Le 15 octobre 2015, l’Araf est devenue l’Autorité de régulation des activités ferroviaires et routières (Arafer), avec la mission de contribuer au bon fonctionnement du service public et des activités concurrentielles, au bénéfice des clients des transports ferroviaire et routier.
Compétente pour la régulation des redevances aéroportuaires depuis le 1er octobre 2019, l’Arafer est devenue l’Autorité de régulation des transports (ART) à cette date.
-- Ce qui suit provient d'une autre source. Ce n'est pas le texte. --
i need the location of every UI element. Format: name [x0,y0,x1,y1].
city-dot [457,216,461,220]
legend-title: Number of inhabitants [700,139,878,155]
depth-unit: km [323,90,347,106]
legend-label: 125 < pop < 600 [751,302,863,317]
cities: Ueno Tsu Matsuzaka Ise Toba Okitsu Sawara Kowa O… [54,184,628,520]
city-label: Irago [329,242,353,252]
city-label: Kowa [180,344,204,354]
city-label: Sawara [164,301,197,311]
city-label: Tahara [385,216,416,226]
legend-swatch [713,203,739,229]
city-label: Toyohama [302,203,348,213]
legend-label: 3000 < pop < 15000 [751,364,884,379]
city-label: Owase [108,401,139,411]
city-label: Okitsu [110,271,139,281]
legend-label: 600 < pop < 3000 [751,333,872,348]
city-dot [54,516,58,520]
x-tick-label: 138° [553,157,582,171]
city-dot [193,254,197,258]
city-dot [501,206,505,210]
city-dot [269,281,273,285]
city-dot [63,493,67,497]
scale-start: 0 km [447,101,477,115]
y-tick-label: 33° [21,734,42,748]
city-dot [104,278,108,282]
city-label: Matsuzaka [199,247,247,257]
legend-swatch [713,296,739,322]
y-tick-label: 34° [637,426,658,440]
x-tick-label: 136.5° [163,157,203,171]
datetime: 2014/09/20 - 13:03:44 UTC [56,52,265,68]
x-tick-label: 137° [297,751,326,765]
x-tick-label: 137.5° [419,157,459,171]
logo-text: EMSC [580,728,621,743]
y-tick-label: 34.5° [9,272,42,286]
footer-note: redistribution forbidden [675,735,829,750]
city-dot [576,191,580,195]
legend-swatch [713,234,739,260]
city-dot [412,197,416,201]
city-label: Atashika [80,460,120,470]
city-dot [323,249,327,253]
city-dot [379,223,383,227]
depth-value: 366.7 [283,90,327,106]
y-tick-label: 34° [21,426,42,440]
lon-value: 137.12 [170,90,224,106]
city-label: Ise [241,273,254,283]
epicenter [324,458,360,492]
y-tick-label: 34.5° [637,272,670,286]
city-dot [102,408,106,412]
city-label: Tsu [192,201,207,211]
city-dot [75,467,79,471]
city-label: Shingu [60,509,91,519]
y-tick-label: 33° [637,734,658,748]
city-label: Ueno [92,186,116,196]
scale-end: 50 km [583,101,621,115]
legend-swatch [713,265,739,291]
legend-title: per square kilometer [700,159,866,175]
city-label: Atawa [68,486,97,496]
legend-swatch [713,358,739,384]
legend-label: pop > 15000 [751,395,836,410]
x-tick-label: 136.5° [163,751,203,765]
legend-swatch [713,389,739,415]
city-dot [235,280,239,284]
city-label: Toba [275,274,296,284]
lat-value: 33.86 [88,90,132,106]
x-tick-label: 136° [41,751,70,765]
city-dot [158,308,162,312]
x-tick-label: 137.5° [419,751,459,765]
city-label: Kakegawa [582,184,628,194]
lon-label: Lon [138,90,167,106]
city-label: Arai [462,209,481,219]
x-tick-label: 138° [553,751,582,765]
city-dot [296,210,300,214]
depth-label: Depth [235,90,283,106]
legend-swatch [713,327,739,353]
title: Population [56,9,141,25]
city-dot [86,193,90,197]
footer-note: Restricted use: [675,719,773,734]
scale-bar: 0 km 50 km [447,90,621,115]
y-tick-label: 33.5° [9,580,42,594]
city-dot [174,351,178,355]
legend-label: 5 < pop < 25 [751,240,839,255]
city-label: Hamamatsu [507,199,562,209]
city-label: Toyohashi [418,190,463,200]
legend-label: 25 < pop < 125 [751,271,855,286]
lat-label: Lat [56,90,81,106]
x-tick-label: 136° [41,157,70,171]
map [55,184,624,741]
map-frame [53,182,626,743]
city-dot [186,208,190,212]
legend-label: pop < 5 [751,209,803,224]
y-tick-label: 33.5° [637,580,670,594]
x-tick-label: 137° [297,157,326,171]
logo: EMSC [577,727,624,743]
Enfin, la loi n° 2019-1428 du 24 décembre 2019 d’orientation des mobilités a étendu les compétences et missions de l’Autorité à l’ouverture des données de mobilité et de billettique, ainsi qu’à la régulation des activités de gestionnaire d’infrastructure et des activités de sûreté exercées par la RATP en Île-de-France.
Ses avis et décisions sont adoptés par un collège composé de cinq [4] membres indépendants choisis pour leurs compétences économiques, juridiques ou techniques dans le domaine des services numériques ou du transport, ou pour leur expertise des sujets de concurrence. Il est présidé depuis août 2016 par Bernard Roman.
[1] https://concurrence-ferroviaire.autorite-transports.fr/
[2] European rail traffic management system.
[3] Un module de transmission spécifique (STM) est une version d’un système de sécurité de classe B (SSCB) bord qui permet un interfaçage normalisé avec l’ERTMS et donc à un matériel roulant équipé de l’ERTMS de circuler sur une infrastructure équipée d’un système de classe B.
[4] La loi n° 2019-1428 du 24 décembre 2019 d’orientation des mobilités a acté une transformation de la gouvernance du collège de l’Autorité qui passera progressivement à cinq membres permanents (les deux membres vacataires actuels termineront leur mandat et ne seront pas remplacés).